If you are a time-poor senior executive, Annual General Meetings (AGMs) can often feel like another bureaucratic box to tick – they take time away from running your business, are costly to organise, and are attended sometimes by just a handful of shareholders.

In fact, here are three reasons why AGMs do matter, based on our extensive experience of helping organise and manage AGMs for our clients:

1. It’s a great opportunity to introduce or restate strategy

The AGM is an opportunity for a company to engage and provide clear explanation around the Board’s thinking and decision-making to shareholders, as well as other important stakeholders, such as regulators. Companies will want to consider the event, not in isolation, but as an integral part of a continuous and meaningful investor communication plan. Investors value a well-crafted investment story.

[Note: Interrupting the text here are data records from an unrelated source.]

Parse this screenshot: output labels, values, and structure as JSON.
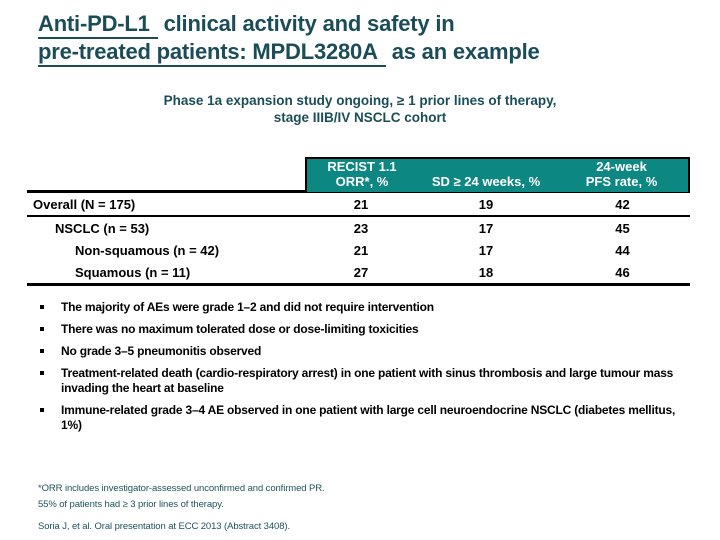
{
  "colors": {
    "title_teal": "#1b4d59",
    "table_header_teal": "#0d8781",
    "footnote_teal": "#1d5260",
    "body_text": "#000000",
    "background": "#ffffff"
  },
  "title": {
    "line1_underlined": "Anti-PD-L1",
    "line1_rest": "clinical activity and safety in",
    "line2_underlined": "pre-treated patients: MPDL3280A",
    "line2_rest": "as an example"
  },
  "subtitle": {
    "line1": "Phase 1a expansion study ongoing, ≥ 1 prior lines of therapy,",
    "line2": "stage IIIB/IV NSCLC cohort"
  },
  "table": {
    "header": {
      "col1_line1": "RECIST 1.1",
      "col1_line2": "ORR*, %",
      "col2": "SD ≥ 24 weeks, %",
      "col3_line1": "24-week",
      "col3_line2": "PFS rate, %"
    },
    "rows": [
      {
        "label": "Overall (N = 175)",
        "orr": "21",
        "sd": "19",
        "pfs": "42"
      },
      {
        "label": "NSCLC (n = 53)",
        "orr": "23",
        "sd": "17",
        "pfs": "45"
      },
      {
        "label": "Non-squamous (n = 42)",
        "orr": "21",
        "sd": "17",
        "pfs": "44"
      },
      {
        "label": "Squamous (n = 11)",
        "orr": "27",
        "sd": "18",
        "pfs": "46"
      }
    ]
  },
  "bullets": {
    "items": [
      "The majority of AEs were grade 1–2 and did not require intervention",
      "There was no maximum tolerated dose or dose-limiting toxicities",
      "No grade 3–5 pneumonitis observed",
      "Treatment-related death (cardio-respiratory arrest) in one patient with sinus thrombosis and large tumour mass invading the heart at baseline",
      "Immune-related grade 3–4 AE observed in one patient with large cell neuroendocrine NSCLC (diabetes mellitus, 1%)"
    ]
  },
  "footnotes": {
    "line1": "*ORR includes investigator-assessed unconfirmed and confirmed PR.",
    "line2": "55% of patients had ≥ 3 prior lines of therapy.",
    "source": "Soria J, et al. Oral presentation at ECC 2013 (Abstract 3408)."
  }
}
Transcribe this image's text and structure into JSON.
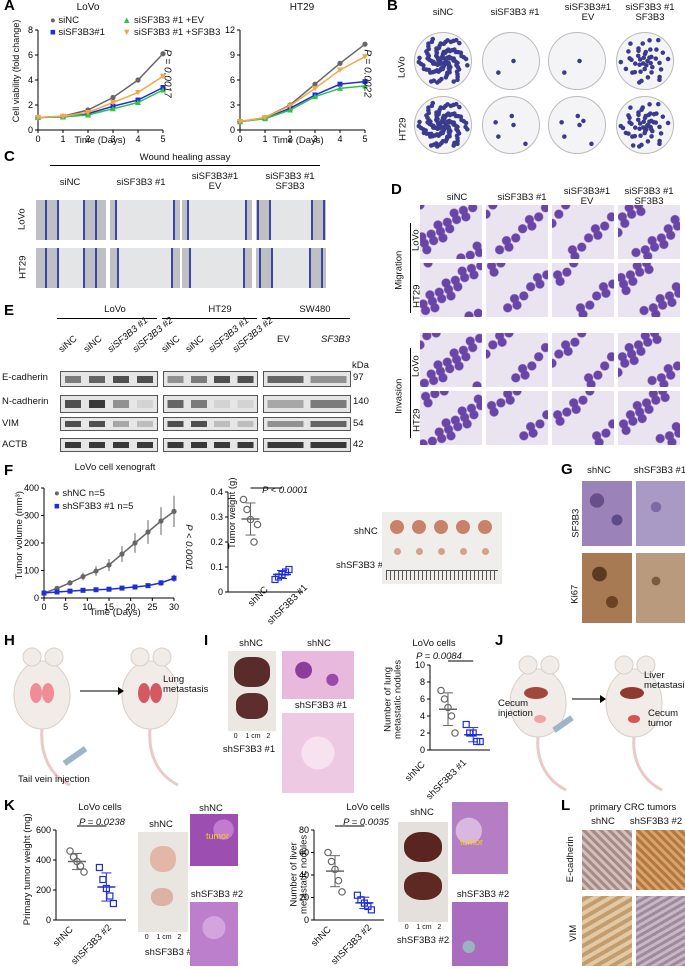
{
  "panels": [
    "A",
    "B",
    "C",
    "D",
    "E",
    "F",
    "G",
    "H",
    "I",
    "J",
    "K",
    "L"
  ],
  "panelA": {
    "lovo": {
      "title": "LoVo",
      "ylabel": "Cell viability (fold change)",
      "xlabel": "Time (Days)",
      "pval": "P = 0.0017",
      "legend": [
        "siNC",
        "siSF3B3#1",
        "siSF3B3 #1 +EV",
        "siSF3B3 #1 +SF3B3"
      ]
    },
    "ht29": {
      "title": "HT29",
      "xlabel": "Time (Days)",
      "pval": "P = 0.0022"
    }
  },
  "panelB": {
    "cols": [
      "siNC",
      "siSF3B3 #1",
      "siSF3B3#1\nEV",
      "siSF3B3 #1\nSF3B3"
    ],
    "rows": [
      "LoVo",
      "HT29"
    ]
  },
  "panelC": {
    "title": "Wound healing assay",
    "cols": [
      "siNC",
      "siSF3B3 #1",
      "siSF3B3#1\nEV",
      "siSF3B3 #1\nSF3B3"
    ],
    "rows": [
      "LoVo",
      "HT29"
    ]
  },
  "panelD": {
    "cols": [
      "siNC",
      "siSF3B3 #1",
      "siSF3B3#1\nEV",
      "siSF3B3 #1\nSF3B3"
    ],
    "groups": [
      "Migration",
      "Invasion"
    ],
    "rows": [
      "LoVo",
      "HT29"
    ]
  },
  "panelE": {
    "groups": [
      "LoVo",
      "HT29",
      "SW480"
    ],
    "lanes_lovo": [
      "siNC",
      "siNC",
      "siSF3B3 #1",
      "siSF3B3 #2"
    ],
    "lanes_ht29": [
      "siNC",
      "siNC",
      "siSF3B3 #1",
      "siSF3B3 #2"
    ],
    "lanes_sw480": [
      "EV",
      "SF3B3"
    ],
    "proteins": [
      "E-cadherin",
      "N-cadherin",
      "VIM",
      "ACTB"
    ],
    "kda_label": "kDa",
    "kda": [
      "97",
      "140",
      "54",
      "42"
    ]
  },
  "panelF": {
    "title": "LoVo cell xenograft",
    "ylabel": "Tumor volume (mm³)",
    "xlabel": "Time (Days)",
    "legend": [
      "shNC   n=5",
      "shSF3B3 #1  n=5"
    ],
    "pval": "P < 0.0001",
    "weight_ylabel": "Tumor weight (g)",
    "weight_pval": "P < 0.0001",
    "weight_cats": [
      "shNC",
      "shSF3B3 #1"
    ],
    "photo_rows": [
      "shNC",
      "shSF3B3 #1"
    ]
  },
  "panelG": {
    "cols": [
      "shNC",
      "shSF3B3 #1"
    ],
    "rows": [
      "SF3B3",
      "Ki67"
    ]
  },
  "panelH": {
    "label_lung": "Lung\nmetastasis",
    "label_tail": "Tail vein injection"
  },
  "panelI": {
    "photo_labels": [
      "shNC",
      "shSF3B3 #1"
    ],
    "he_labels": [
      "shNC",
      "shSF3B3 #1"
    ],
    "ruler": "0    1 cm   2",
    "title": "LoVo cells",
    "pval": "P = 0.0084",
    "ylabel": "Number of lung\nmetastatic nodules",
    "cats": [
      "shNC",
      "shSF3B3 #1"
    ]
  },
  "panelJ": {
    "label_cecum_inj": "Cecum\ninjection",
    "label_liver": "Liver\nmetastasis",
    "label_cecum_tumor": "Cecum\ntumor"
  },
  "panelK": {
    "title1": "LoVo cells",
    "pval1": "P = 0.0238",
    "ylabel1": "Primary tumor weight (mg)",
    "cats1": [
      "shNC",
      "shSF3B3 #2"
    ],
    "photo_labels1": [
      "shNC",
      "shSF3B3 #2"
    ],
    "ruler": "0    1 cm   2",
    "tumor_label": "tumor",
    "title2": "LoVo cells",
    "pval2": "P = 0.0035",
    "ylabel2": "Number of liver\nmetastatic nodules",
    "cats2": [
      "shNC",
      "shSF3B3 #2"
    ],
    "photo_labels2": [
      "shNC",
      "shSF3B3 #2"
    ]
  },
  "panelL": {
    "title": "primary CRC tumors",
    "cols": [
      "shNC",
      "shSF3B3 #2"
    ],
    "rows": [
      "E-cadherin",
      "VIM"
    ]
  },
  "chart_data": [
    {
      "id": "A-LoVo",
      "type": "line",
      "title": "LoVo",
      "xlabel": "Time (Days)",
      "ylabel": "Cell viability (fold change)",
      "x": [
        0,
        1,
        2,
        3,
        4,
        5
      ],
      "ylim": [
        0,
        8
      ],
      "series": [
        {
          "name": "siNC",
          "color": "#666666",
          "values": [
            1.0,
            1.1,
            1.6,
            2.6,
            4.0,
            6.1
          ]
        },
        {
          "name": "siSF3B3#1",
          "color": "#1f2fd6",
          "values": [
            1.0,
            1.05,
            1.3,
            1.9,
            2.4,
            3.4
          ]
        },
        {
          "name": "siSF3B3 #1 +EV",
          "color": "#2fc24a",
          "values": [
            1.0,
            1.05,
            1.2,
            1.7,
            2.2,
            3.2
          ]
        },
        {
          "name": "siSF3B3 #1 +SF3B3",
          "color": "#f5a64a",
          "values": [
            1.0,
            1.1,
            1.4,
            2.2,
            3.0,
            4.3
          ]
        }
      ]
    },
    {
      "id": "A-HT29",
      "type": "line",
      "title": "HT29",
      "xlabel": "Time (Days)",
      "ylabel": "",
      "x": [
        0,
        1,
        2,
        3,
        4,
        5
      ],
      "ylim": [
        0,
        12
      ],
      "series": [
        {
          "name": "siNC",
          "color": "#666666",
          "values": [
            1.0,
            1.5,
            3.0,
            5.5,
            8.0,
            10.3
          ]
        },
        {
          "name": "siSF3B3#1",
          "color": "#1f2fd6",
          "values": [
            1.0,
            1.4,
            2.6,
            4.2,
            5.5,
            5.8
          ]
        },
        {
          "name": "siSF3B3 #1 +EV",
          "color": "#2fc24a",
          "values": [
            1.0,
            1.35,
            2.4,
            4.0,
            5.0,
            5.3
          ]
        },
        {
          "name": "siSF3B3 #1 +SF3B3",
          "color": "#f5a64a",
          "values": [
            1.0,
            1.5,
            2.9,
            5.0,
            7.2,
            8.8
          ]
        }
      ]
    },
    {
      "id": "F-volume",
      "type": "line",
      "title": "LoVo cell xenograft",
      "xlabel": "Time (Days)",
      "ylabel": "Tumor volume (mm³)",
      "x": [
        0,
        3,
        6,
        9,
        12,
        15,
        18,
        21,
        24,
        27,
        30
      ],
      "ylim": [
        0,
        400
      ],
      "series": [
        {
          "name": "shNC n=5",
          "color": "#666666",
          "values": [
            18,
            35,
            55,
            78,
            98,
            120,
            160,
            200,
            240,
            280,
            315
          ]
        },
        {
          "name": "shSF3B3 #1 n=5",
          "color": "#1f2fd6",
          "values": [
            18,
            22,
            25,
            28,
            30,
            32,
            36,
            40,
            45,
            55,
            72
          ]
        }
      ]
    },
    {
      "id": "F-weight",
      "type": "scatter",
      "ylabel": "Tumor weight (g)",
      "categories": [
        "shNC",
        "shSF3B3 #1"
      ],
      "ylim": [
        0,
        0.4
      ],
      "series": [
        {
          "name": "shNC",
          "values": [
            0.37,
            0.33,
            0.29,
            0.2,
            0.27
          ]
        },
        {
          "name": "shSF3B3 #1",
          "values": [
            0.05,
            0.06,
            0.07,
            0.08,
            0.09
          ]
        }
      ]
    },
    {
      "id": "I-nodules",
      "type": "scatter",
      "title": "LoVo cells",
      "ylabel": "Number of lung metastatic nodules",
      "categories": [
        "shNC",
        "shSF3B3 #1"
      ],
      "ylim": [
        0,
        10
      ],
      "series": [
        {
          "name": "shNC",
          "values": [
            7,
            6,
            5,
            4,
            2
          ]
        },
        {
          "name": "shSF3B3 #1",
          "values": [
            3,
            2,
            2,
            1,
            1
          ]
        }
      ]
    },
    {
      "id": "K-primary",
      "type": "scatter",
      "title": "LoVo cells",
      "ylabel": "Primary tumor weight (mg)",
      "categories": [
        "shNC",
        "shSF3B3 #2"
      ],
      "ylim": [
        0,
        600
      ],
      "series": [
        {
          "name": "shNC",
          "values": [
            460,
            420,
            390,
            360,
            320
          ]
        },
        {
          "name": "shSF3B3 #2",
          "values": [
            350,
            270,
            210,
            160,
            110
          ]
        }
      ]
    },
    {
      "id": "K-liver",
      "type": "scatter",
      "title": "LoVo cells",
      "ylabel": "Number of liver metastatic nodules",
      "categories": [
        "shNC",
        "shSF3B3 #2"
      ],
      "ylim": [
        0,
        80
      ],
      "series": [
        {
          "name": "shNC",
          "values": [
            60,
            52,
            45,
            35,
            25
          ]
        },
        {
          "name": "shSF3B3 #2",
          "values": [
            22,
            18,
            15,
            12,
            9
          ]
        }
      ]
    }
  ]
}
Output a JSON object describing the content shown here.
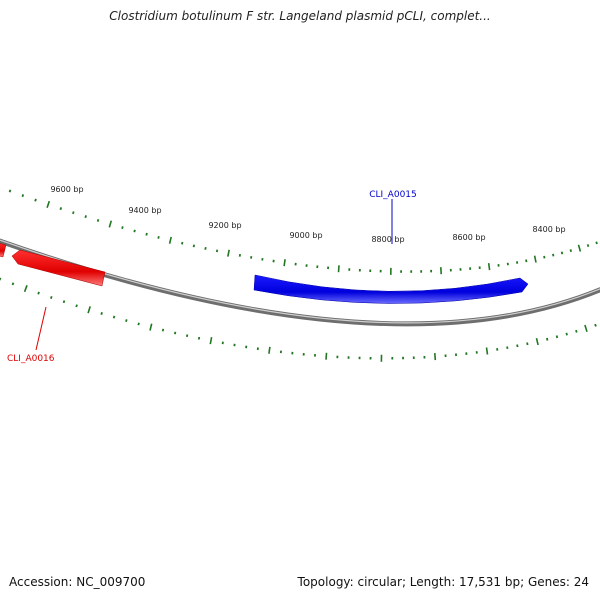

2. It helps to set expectations

Beyond providing a regulatory update to shareholders, the AGM provides an opportunity for the Board and management to set longer terms expectations by outlining strategic changes, reviews or growth opportunities. Equally, when the news is not positive, AGMs can be used to explain with more time and in a less combative environment, where the business may have faltered – and why. And how you are setting things right.

3.  It can help attract new investors

Often, investors will have companies on their “watch lists”, waiting for more information from the company before they invest. The annual report is a good tool to engage and educate new investors and can complement other marketing activities, like roadshows and conference attendance. The same goes for an AGM – they can provide additional context and a longer term perspective.